I was in the hospital for a couple days, and when they finally released me, I had to go settle up my tab. Everything used for my care, from IV lines to temperature probe covers, to saline and pain killers and the surgeon's billable hours, were on that print out. It was easily six pages long, and the grand total was something like $3,300, which, compared to American surgery, is really a bargain.
I healed up just fine, went back out to the bush, and chased around some more cheetah. The best parts of that fiasco were telling people I had been mauled by a leopard, and that was why I had a mottled purple hole in my side, and taking out my stitches by myself, because I didn't want to go back to the clinic.

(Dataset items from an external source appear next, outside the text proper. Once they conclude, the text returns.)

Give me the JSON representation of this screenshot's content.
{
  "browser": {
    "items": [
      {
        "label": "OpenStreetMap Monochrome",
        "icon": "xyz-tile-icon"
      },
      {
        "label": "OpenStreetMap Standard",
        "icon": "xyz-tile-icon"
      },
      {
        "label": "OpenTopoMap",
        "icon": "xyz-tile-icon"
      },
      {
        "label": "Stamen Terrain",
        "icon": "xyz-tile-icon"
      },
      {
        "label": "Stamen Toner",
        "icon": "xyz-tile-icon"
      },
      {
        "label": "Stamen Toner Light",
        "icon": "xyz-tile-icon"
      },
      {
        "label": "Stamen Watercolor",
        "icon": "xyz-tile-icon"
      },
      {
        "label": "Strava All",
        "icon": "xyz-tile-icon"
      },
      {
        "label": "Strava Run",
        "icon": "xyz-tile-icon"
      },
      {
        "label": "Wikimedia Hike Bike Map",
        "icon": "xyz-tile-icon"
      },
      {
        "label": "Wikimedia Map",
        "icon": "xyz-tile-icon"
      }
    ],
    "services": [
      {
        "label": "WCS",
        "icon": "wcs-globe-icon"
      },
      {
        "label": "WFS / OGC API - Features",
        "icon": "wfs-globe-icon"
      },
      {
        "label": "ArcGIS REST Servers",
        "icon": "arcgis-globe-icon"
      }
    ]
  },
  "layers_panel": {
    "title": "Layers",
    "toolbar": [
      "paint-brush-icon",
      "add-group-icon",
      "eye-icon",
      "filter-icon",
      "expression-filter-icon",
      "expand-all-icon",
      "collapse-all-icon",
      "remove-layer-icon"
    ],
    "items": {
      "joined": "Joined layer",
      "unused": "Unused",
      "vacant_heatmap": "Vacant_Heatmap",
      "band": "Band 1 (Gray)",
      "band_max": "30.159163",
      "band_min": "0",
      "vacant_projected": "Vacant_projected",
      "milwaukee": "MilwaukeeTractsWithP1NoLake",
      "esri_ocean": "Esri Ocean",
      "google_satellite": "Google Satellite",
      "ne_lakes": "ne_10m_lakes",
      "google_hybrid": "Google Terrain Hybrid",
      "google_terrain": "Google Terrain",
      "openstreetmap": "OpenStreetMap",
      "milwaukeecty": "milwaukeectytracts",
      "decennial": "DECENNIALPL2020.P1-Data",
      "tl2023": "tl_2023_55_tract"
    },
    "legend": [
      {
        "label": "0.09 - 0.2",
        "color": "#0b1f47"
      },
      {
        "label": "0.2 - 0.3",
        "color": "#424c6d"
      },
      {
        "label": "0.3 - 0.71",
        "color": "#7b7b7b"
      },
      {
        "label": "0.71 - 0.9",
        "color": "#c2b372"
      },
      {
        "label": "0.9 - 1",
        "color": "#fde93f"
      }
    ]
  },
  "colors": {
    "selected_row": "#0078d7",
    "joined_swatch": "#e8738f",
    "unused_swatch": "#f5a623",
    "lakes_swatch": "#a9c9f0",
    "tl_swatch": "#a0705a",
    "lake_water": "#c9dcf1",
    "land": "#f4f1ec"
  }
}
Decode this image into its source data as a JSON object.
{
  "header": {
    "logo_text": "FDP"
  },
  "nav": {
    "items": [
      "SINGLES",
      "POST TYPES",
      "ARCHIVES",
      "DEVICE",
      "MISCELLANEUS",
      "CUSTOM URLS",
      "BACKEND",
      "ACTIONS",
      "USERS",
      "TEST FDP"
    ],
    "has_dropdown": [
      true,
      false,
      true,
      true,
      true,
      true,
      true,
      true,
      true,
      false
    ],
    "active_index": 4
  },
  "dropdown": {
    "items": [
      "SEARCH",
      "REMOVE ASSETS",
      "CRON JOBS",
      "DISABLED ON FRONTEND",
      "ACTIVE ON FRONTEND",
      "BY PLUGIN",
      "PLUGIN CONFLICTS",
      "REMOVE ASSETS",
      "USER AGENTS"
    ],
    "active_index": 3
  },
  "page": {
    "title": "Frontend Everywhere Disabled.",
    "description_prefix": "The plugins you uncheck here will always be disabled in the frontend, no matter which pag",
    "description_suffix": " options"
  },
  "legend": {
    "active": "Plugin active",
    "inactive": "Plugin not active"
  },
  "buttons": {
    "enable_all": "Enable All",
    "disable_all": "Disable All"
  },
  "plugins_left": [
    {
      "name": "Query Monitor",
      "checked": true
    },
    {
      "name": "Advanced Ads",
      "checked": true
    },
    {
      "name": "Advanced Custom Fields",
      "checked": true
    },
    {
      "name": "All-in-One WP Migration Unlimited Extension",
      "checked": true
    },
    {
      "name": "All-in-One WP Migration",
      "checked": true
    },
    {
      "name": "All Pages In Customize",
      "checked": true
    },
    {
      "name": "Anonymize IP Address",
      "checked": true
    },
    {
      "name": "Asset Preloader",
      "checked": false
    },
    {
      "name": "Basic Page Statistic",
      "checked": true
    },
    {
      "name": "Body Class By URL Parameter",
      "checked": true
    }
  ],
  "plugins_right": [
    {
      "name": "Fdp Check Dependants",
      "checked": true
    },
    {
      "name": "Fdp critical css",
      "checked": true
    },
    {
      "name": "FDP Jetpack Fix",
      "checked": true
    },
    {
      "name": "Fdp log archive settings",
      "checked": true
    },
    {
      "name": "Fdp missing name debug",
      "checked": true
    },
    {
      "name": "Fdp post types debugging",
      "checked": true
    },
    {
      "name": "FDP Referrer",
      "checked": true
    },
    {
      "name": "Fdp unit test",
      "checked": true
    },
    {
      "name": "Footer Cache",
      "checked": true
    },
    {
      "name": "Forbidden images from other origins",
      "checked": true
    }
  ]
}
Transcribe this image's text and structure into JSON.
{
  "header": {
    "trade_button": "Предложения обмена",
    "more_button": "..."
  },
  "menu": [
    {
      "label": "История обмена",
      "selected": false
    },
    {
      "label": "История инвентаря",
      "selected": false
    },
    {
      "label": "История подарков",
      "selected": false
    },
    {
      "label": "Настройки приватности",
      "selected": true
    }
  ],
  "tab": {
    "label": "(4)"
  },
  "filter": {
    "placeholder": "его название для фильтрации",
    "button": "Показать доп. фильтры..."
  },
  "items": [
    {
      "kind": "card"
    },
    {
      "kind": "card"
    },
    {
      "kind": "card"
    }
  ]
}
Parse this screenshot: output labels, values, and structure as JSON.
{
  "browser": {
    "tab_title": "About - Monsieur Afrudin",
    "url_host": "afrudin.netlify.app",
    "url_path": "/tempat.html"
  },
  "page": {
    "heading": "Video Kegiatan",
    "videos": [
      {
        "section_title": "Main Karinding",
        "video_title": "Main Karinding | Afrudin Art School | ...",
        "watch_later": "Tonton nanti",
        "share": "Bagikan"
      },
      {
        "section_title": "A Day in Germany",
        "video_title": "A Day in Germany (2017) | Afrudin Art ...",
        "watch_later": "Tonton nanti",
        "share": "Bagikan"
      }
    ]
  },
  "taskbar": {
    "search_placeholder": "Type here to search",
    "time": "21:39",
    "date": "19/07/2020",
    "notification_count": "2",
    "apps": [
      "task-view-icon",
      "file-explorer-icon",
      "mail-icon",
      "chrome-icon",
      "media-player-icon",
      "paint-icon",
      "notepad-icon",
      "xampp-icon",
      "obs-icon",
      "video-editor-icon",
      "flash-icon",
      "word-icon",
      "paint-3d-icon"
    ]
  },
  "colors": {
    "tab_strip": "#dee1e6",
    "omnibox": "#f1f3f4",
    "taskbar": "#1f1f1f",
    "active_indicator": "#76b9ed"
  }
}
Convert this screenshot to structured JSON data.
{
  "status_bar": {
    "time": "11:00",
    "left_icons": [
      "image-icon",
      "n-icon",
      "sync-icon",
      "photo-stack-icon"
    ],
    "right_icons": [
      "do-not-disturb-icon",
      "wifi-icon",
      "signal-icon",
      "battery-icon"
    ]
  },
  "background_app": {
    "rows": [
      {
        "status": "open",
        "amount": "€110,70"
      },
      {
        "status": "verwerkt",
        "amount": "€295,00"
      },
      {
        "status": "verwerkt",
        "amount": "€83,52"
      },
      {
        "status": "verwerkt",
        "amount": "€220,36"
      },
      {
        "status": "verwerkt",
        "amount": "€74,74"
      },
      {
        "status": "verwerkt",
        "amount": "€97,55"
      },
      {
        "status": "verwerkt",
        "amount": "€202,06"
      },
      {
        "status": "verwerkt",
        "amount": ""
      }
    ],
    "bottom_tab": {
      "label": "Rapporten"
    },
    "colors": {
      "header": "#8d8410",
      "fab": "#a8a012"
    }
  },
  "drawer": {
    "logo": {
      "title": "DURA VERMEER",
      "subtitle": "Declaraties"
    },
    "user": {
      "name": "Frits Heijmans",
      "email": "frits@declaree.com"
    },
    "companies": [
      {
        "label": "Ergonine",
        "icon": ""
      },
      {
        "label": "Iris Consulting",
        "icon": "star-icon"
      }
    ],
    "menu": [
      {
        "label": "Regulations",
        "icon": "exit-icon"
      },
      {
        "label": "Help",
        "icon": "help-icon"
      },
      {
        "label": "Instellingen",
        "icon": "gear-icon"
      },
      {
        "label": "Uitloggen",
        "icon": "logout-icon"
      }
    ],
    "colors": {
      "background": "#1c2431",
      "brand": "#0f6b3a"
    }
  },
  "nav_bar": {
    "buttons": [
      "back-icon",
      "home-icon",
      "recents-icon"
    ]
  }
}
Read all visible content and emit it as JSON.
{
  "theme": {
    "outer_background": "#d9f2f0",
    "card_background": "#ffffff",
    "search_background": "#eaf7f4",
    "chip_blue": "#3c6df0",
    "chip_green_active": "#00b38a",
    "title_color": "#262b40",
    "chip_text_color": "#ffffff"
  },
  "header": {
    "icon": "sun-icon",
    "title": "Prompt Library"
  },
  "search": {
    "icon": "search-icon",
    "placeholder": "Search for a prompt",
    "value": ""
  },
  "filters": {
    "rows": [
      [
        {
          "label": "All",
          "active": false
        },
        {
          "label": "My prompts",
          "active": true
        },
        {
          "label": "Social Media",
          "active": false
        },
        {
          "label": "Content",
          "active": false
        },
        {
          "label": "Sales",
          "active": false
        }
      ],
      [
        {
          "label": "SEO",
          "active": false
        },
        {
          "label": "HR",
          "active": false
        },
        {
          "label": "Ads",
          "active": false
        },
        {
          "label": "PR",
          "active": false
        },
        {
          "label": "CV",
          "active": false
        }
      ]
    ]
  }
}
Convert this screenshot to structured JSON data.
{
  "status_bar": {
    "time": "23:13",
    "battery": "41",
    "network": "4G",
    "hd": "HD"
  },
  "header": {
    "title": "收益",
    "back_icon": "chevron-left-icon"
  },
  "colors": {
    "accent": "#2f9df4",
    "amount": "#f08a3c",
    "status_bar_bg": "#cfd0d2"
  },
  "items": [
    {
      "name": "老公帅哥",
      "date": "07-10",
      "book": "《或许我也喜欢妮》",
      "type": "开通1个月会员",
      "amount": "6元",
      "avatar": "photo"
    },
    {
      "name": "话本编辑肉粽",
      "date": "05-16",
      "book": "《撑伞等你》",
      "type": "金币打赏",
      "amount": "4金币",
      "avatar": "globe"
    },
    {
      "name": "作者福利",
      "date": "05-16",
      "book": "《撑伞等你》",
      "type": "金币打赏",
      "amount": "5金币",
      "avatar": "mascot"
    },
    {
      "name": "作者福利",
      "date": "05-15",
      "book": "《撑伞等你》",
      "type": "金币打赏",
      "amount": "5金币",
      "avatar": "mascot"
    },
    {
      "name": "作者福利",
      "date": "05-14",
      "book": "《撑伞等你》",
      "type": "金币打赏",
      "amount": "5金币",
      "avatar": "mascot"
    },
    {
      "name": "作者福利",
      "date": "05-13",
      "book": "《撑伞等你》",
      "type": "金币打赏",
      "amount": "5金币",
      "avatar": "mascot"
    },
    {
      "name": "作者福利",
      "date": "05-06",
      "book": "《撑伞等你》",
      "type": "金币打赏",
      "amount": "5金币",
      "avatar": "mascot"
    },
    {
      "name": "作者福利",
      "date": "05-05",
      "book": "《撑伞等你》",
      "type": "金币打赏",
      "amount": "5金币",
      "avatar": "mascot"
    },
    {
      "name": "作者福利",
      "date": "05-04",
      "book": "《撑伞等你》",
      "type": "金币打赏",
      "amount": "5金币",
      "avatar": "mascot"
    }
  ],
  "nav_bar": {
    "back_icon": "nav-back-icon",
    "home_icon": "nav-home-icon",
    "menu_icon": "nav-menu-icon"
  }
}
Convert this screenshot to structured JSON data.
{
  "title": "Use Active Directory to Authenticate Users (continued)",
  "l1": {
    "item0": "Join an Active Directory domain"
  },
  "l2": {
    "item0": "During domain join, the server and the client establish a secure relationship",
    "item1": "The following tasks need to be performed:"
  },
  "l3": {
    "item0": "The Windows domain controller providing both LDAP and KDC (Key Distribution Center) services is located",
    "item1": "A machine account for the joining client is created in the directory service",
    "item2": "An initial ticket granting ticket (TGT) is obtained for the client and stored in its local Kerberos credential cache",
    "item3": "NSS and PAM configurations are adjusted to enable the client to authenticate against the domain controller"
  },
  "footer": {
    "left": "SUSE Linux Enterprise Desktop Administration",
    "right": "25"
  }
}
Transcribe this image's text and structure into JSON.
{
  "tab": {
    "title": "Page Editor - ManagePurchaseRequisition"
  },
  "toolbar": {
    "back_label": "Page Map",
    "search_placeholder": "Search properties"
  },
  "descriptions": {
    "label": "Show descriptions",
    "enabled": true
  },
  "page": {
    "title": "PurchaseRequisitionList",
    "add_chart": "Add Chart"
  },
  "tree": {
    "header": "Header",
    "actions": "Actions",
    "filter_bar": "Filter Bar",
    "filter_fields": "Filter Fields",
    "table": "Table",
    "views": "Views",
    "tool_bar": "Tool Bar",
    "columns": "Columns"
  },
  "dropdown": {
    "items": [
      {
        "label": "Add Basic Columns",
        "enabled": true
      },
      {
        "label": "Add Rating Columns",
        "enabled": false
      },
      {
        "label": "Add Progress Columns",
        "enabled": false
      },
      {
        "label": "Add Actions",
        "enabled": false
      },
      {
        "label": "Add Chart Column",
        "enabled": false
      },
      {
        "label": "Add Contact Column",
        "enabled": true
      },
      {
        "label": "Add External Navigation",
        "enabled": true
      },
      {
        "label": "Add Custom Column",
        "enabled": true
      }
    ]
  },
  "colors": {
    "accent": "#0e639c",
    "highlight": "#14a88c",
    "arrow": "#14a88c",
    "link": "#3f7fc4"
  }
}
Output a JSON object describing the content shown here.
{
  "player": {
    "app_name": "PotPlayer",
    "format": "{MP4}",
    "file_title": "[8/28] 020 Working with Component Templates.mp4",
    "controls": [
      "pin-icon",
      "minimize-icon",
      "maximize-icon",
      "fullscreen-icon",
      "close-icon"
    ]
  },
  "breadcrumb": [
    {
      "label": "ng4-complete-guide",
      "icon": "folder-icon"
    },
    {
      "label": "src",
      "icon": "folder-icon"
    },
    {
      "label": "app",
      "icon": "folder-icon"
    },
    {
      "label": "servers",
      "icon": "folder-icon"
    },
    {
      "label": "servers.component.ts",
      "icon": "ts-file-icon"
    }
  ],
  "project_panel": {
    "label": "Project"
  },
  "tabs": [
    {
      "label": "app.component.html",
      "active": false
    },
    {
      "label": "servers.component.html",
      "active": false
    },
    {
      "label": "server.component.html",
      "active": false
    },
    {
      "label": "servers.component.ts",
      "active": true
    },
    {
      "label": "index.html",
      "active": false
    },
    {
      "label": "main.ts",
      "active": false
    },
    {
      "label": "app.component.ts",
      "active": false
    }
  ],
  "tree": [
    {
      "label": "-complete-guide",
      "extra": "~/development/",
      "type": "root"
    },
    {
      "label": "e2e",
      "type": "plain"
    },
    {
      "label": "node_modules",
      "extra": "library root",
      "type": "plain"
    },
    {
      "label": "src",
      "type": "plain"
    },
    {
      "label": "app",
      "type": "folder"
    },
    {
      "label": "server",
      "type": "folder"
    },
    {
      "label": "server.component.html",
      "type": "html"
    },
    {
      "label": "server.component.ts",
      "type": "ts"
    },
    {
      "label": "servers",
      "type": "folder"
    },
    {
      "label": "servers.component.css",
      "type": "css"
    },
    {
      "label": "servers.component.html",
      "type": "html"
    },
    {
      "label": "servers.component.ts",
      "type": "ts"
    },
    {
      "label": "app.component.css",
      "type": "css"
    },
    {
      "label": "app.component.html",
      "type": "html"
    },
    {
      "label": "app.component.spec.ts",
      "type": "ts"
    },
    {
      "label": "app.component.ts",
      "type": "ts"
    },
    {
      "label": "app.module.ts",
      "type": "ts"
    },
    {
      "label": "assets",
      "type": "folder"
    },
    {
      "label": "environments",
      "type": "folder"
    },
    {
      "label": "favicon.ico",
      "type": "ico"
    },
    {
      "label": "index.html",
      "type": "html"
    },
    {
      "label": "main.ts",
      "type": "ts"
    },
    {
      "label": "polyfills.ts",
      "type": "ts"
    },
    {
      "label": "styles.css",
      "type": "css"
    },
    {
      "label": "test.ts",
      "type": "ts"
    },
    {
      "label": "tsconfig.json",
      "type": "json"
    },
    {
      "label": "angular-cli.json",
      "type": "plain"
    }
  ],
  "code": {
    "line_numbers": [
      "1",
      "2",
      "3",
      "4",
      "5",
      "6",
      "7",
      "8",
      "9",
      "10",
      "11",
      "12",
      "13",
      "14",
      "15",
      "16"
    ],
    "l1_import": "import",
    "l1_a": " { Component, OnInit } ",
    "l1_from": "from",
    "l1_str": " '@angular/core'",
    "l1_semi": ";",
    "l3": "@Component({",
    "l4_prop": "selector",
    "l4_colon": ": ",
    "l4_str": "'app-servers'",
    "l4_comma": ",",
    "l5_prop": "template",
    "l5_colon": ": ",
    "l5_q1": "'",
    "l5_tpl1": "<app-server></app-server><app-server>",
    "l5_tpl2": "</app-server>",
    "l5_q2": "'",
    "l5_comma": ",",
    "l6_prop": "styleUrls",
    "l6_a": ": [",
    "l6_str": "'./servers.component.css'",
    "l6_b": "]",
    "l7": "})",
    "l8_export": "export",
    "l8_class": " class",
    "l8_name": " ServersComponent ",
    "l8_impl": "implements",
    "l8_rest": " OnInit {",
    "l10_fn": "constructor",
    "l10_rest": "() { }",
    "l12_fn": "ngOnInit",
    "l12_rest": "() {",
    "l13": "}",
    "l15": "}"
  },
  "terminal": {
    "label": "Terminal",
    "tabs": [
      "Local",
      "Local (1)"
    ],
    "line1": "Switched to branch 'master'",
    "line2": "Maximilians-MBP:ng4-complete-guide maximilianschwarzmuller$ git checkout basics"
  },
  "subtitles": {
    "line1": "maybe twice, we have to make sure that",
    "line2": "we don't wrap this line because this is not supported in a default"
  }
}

"Lived experience." Not sure how this particular story applies to those people who ask, "Do you have any lived experience with that?" Although... maybe in some ways, it's hyper-applicable. Do I have any experience managing high-stress situations where I'm under deadline? Well, yes, I guess in some ways I really, REALLY do. Am I able to prioritize tasks and stay organized? Um. Yes. Especially when things are very time-sensitive. Like life-or-death time sensitive. Can I keep a cool head in tense moments? Yeah, pretty sure I can.
"Lived experiences," ladies and gentlemen.